People with pulmonary edema suffer—they suffer a lot. Shortness of breath is a terrible anxiety-provoking experience. I can tell you this as someone who has treated patients with pulmonary edema, and from personal experience as a patient in the emergency department. Could the froth in the lungs have occurred after death? This hypothesis, if true, would refute the argument that prisoners were suffocating before death. But this is not likely. To have this autopsy finding, the bellows function of the lung has to work—meaning that the pulmonary edema occurred before the person was dead.
So, I think Zivot and colleagues’ conclusions are correct. In many cases, lethal injection executions result in a painful and distressing death. However, the lethal injection method may be less painful for the policymakers to the extent that it may appear to be less gruesome than the other methods. But the truth is that lethal injection executions are more akin to ongoing human experimentation and a well-managed medical procedure.
But there is also a second question. So, what if the prisoner suffers? After all, executions are a form of “punishment.”

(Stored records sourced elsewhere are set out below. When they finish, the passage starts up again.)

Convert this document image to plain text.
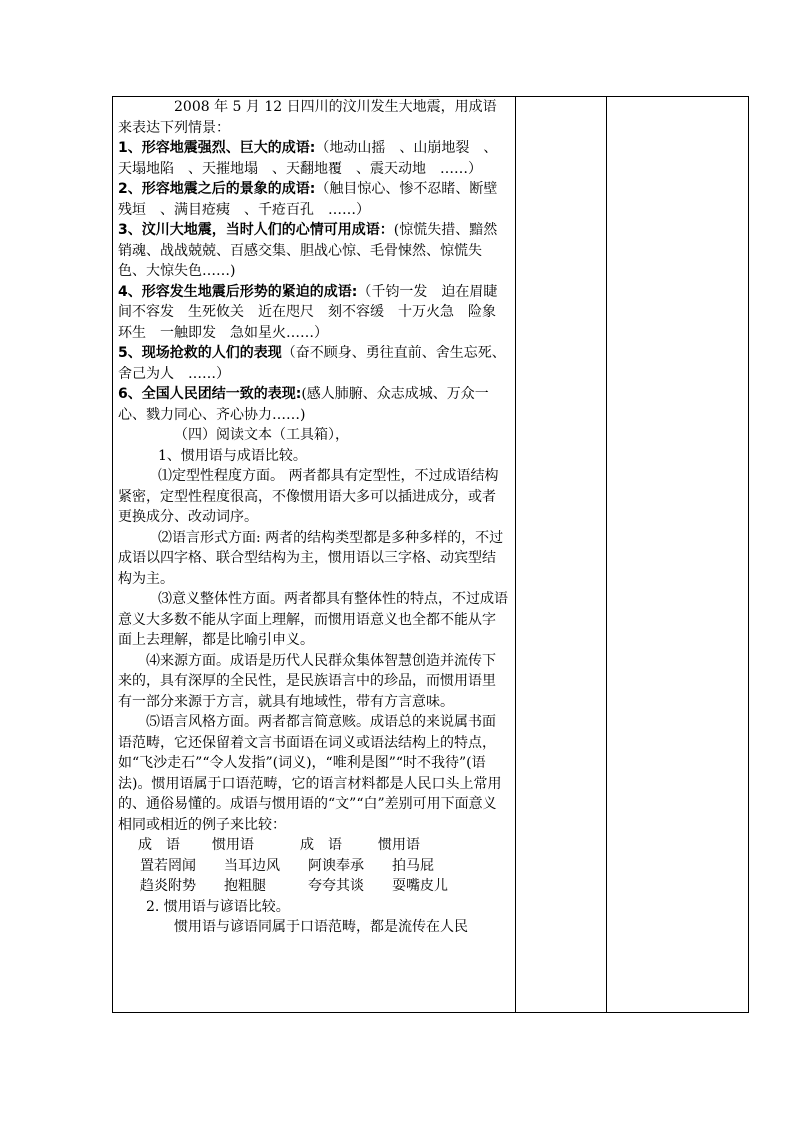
2008 年 5 月 12 日四川的汶川发生大地震，用成语来表达下列情景：

1、形容地震强烈、巨大的成语:（地动山摇　、山崩地裂　、天塌地陷　、天摧地塌　、天翻地覆　、震天动地　……）

2、形容地震之后的景象的成语:（触目惊心、惨不忍睹、断壁残垣　、满目疮痍　、千疮百孔　……）

3、汶川大地震，当时人们的心情可用成语：(惊慌失措、黯然销魂、战战兢兢、百感交集、胆战心惊、毛骨悚然、惊慌失色、大惊失色……)

4、形容发生地震后形势的紧迫的成语:（千钧一发　迫在眉睫　间不容发　生死攸关　近在咫尺　刻不容缓　十万火急　险象环生　一触即发　急如星火……）

5、现场抢救的人们的表现（奋不顾身、勇往直前、舍生忘死、舍己为人　……）

6、全国人民团结一致的表现:(感人肺腑、众志成城、万众一心、戮力同心、齐心协力……)

（四）阅读文本（工具箱），

1、惯用语与成语比较。

⑴定型性程度方面。 两者都具有定型性，不过成语结构紧密，定型性程度很高，不像惯用语大多可以插进成分，或者更换成分、改动词序。

⑵语言形式方面: 两者的结构类型都是多种多样的，不过成语以四字格、联合型结构为主，惯用语以三字格、动宾型结构为主。

⑶意义整体性方面。两者都具有整体性的特点，不过成语意义大多数不能从字面上理解，而惯用语意义也全都不能从字面上去理解，都是比喻引申义。

⑷来源方面。成语是历代人民群众集体智慧创造并流传下来的，具有深厚的全民性，是民族语言中的珍品，而惯用语里有一部分来源于方言，就具有地域性，带有方言意味。

⑸语言风格方面。两者都言简意赅。成语总的来说属书面语范畴，它还保留着文言书面语在词义或语法结构上的特点，如“飞沙走石”“令人发指”(词义)，“唯利是图”“时不我待”(语法)。惯用语属于口语范畴，它的语言材料都是人民口头上常用的、通俗易懂的。成语与惯用语的“文”“白”差别可用下面意义相同或相近的例子来比较：

成　语	惯用语	成　语	惯用语
置若罔闻	当耳边风	阿谀奉承	拍马屁
趋炎附势	抱粗腿	夸夸其谈	耍嘴皮儿

2. 惯用语与谚语比较。

惯用语与谚语同属于口语范畴，都是流传在人民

Deborah Denno, a professor of law at Fordham University, says that the Constitution prohibits cruel and unusual punishment. However, it does not have a blanket prohibition against painful punishment.
If the Supreme Court allows capital punishment, then it only follows that it must also allow a method of carrying out the punishment. Arguably, even with all the problems with lethal injection executions, is a less painful method than the electric chair or gas chamber.
In 2003, Wiseman became an Episcopal priest, following in the footsteps of his father and grandfather. He publicly disavowed capital punishment and expressed remorse in bringing the lethal injection bill to the legislature. Wiseman wrote an article in the Christian Century magazine where he disclosed that he was always opposed to capital punishment. He candidly stated that retaining his seat, at that time, was more important than standing up for his moral beliefs.
Wiseman crashed his private plane in 2007. He died. The crash also killed his passengers. Dr. Rhonda Lunn, his girlfriend, as well as her three teenage children, was killed. He was the pilot in control.
Wiseman, in an article in the Christian Century, said he wanted executions with “no pain, no spasms, no smells or sounds—just sleep.” Since then, we have experimented with this method on about 1,400 people—experiments with little scientific oversight. The evidence tells us the lethal injection executions are not consistent with Wiseman’s goals.
Rev. Wiseman had a change of heart. Hopefully, the Supreme Court might change its mind.